10 A failed escape and guilt

-Shadow Cat's POV-

I wake up to the sound of the drawers opening and closing. I can hear as Marie wonders how she forgot to check my pockets. I don't think she realizes she said it out loud. I wanted to get up and yell at her for trying to leave but I resist. I won't lie the thought of her wanting to escape makes my heart hurt. I needed to stop her but I wanted to see if she would get as far as to open the door. So I did what I thought was best, I pretended to be asleep.

I attempted to calm my nerves as she tiptoed back towards me but it upsets me to see her attempt to escape. I begin to become angry as I feel her search through my pockets. I stirred trying to scare her and but she does not do anything. I stayed still wondering what she would do next and my blood boils as she attempts to unlock the door.

I quietly remove the IV and the rest of the equipment and walked towards her. Thanks to my skill, she didn't notice me behind her. She continues to unlock the door and turn the knob. I became furious feeling my blood hot as fire.

Once again, Marie chose to treat me like a worthless criminal. She just wanted to run away from me. "Well, if she believes I'm nothing but a criminal, maybe I should start acting like it. I grab her wrist and turn her around. I wanted her to face the man she was running from, the criminal.

"Where do you think you are going, princess?" I asked not hiding the anger in my voice. Even I have to admit it sounded deadly.

I see Marie gulp and feel her body stiffen at my touch. I can tell she still believes I would hurt her and blood boils even more. I have not touched or hurt her in any way and yet she acts like this. I get it I am a criminal but have I been one to her. I think not. "Are you trying to run away, princess?" I ask keeping the same tone of voice. She looks down refusing to answer me. I continued to speak as I already know the answer to the question.

"Tell me, what exactly where you planning to do, leave so you could betray me?" I kept spitting out the questions. At this point I see fear decorating her face but I couldn't control myself. I can't understand why but it hurt me so bad. "Answer me!" I yelled. I watched her flinch as I raised my voice.

"I just want to go home!" she yelled at me for the first time ever. I saw tears in her eyes but I could tell it was not out of sadness but anger. "If I wanted to betray you, I would have left you there to die! I just want to go back home" her voice lowered towards the end.

"You are home" I replied trying to lower my voice. Seeing tears in her eyes hurt more than knowing she wanted to leave.

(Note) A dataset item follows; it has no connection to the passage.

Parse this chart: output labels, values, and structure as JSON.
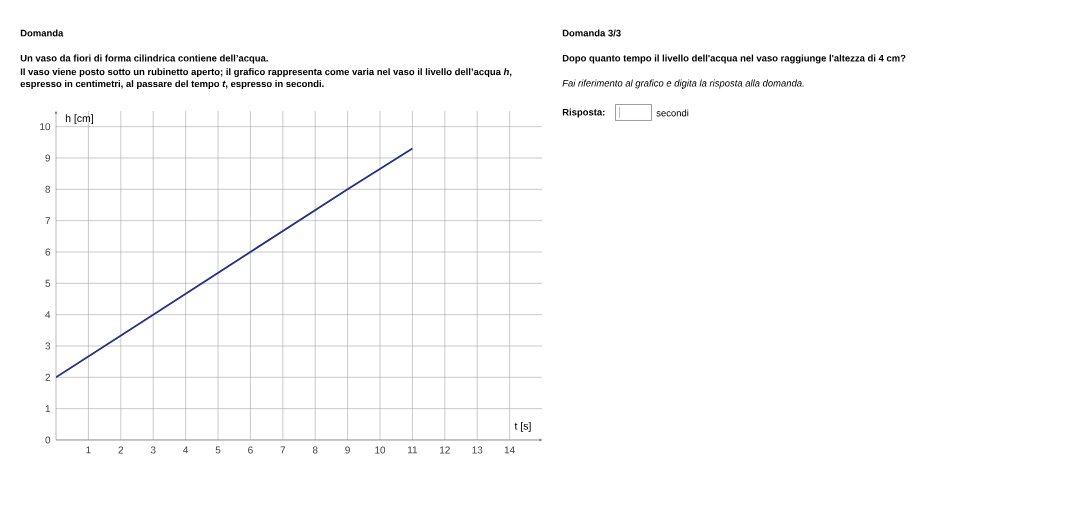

"No, Never I would never be at home if I'm with you!" She yelled once again. Her words stung as nothing has before. I angrily pulled her away from the door and pulled the key out hastily. I turned to look her in the eyes and spoke low and sternly. "Well, you better start learning to love it because you're stuck with me."

"Never! I will get out one day and that day I will make you pay. I should have left you there to die." Her word felt like a bullet to the heart. My body reacted on its own and before I knew it, Marie was on the ground holding the side of her face, my hand in the air. Shit, I slapped her.

-Marie's POV-

He slapped me! I was now on the ground holding the side of my face. My cheek burned, the side of my bottom lip stung, and my eyes filled with tears. No, not from the pain of the slap but the hurt inside of me. After all I did for him he slapped me. It's really my fault for ever giving myself the hope that he would never hurt me.

Seconds letter I feel a warm liquid like substance coming from the side of my mouth right were my lip stung. With my free hand I reach to see what it was, blood. He had busted my lip. I automatically filled with rage. Hate filled my insides like a wildfire. I officially hated this man. I gave him a nasty look and kept my black eyes on his hazel ones as I whispered the only words that were in my mind. "I hate you."

For a split second I thought I saw pain and guilt flash on his eyes but I was quick to shrug it off. He is a criminal he feels nothing especially not guilt. It was probably my imagination playing tricks on me. Not saying a word he bend down and grabbed my arm pulling me up with him. Still silent he pulled me to a bedroom where he proceeded to step out and leave me locked inside. That's when I knew I had messed up.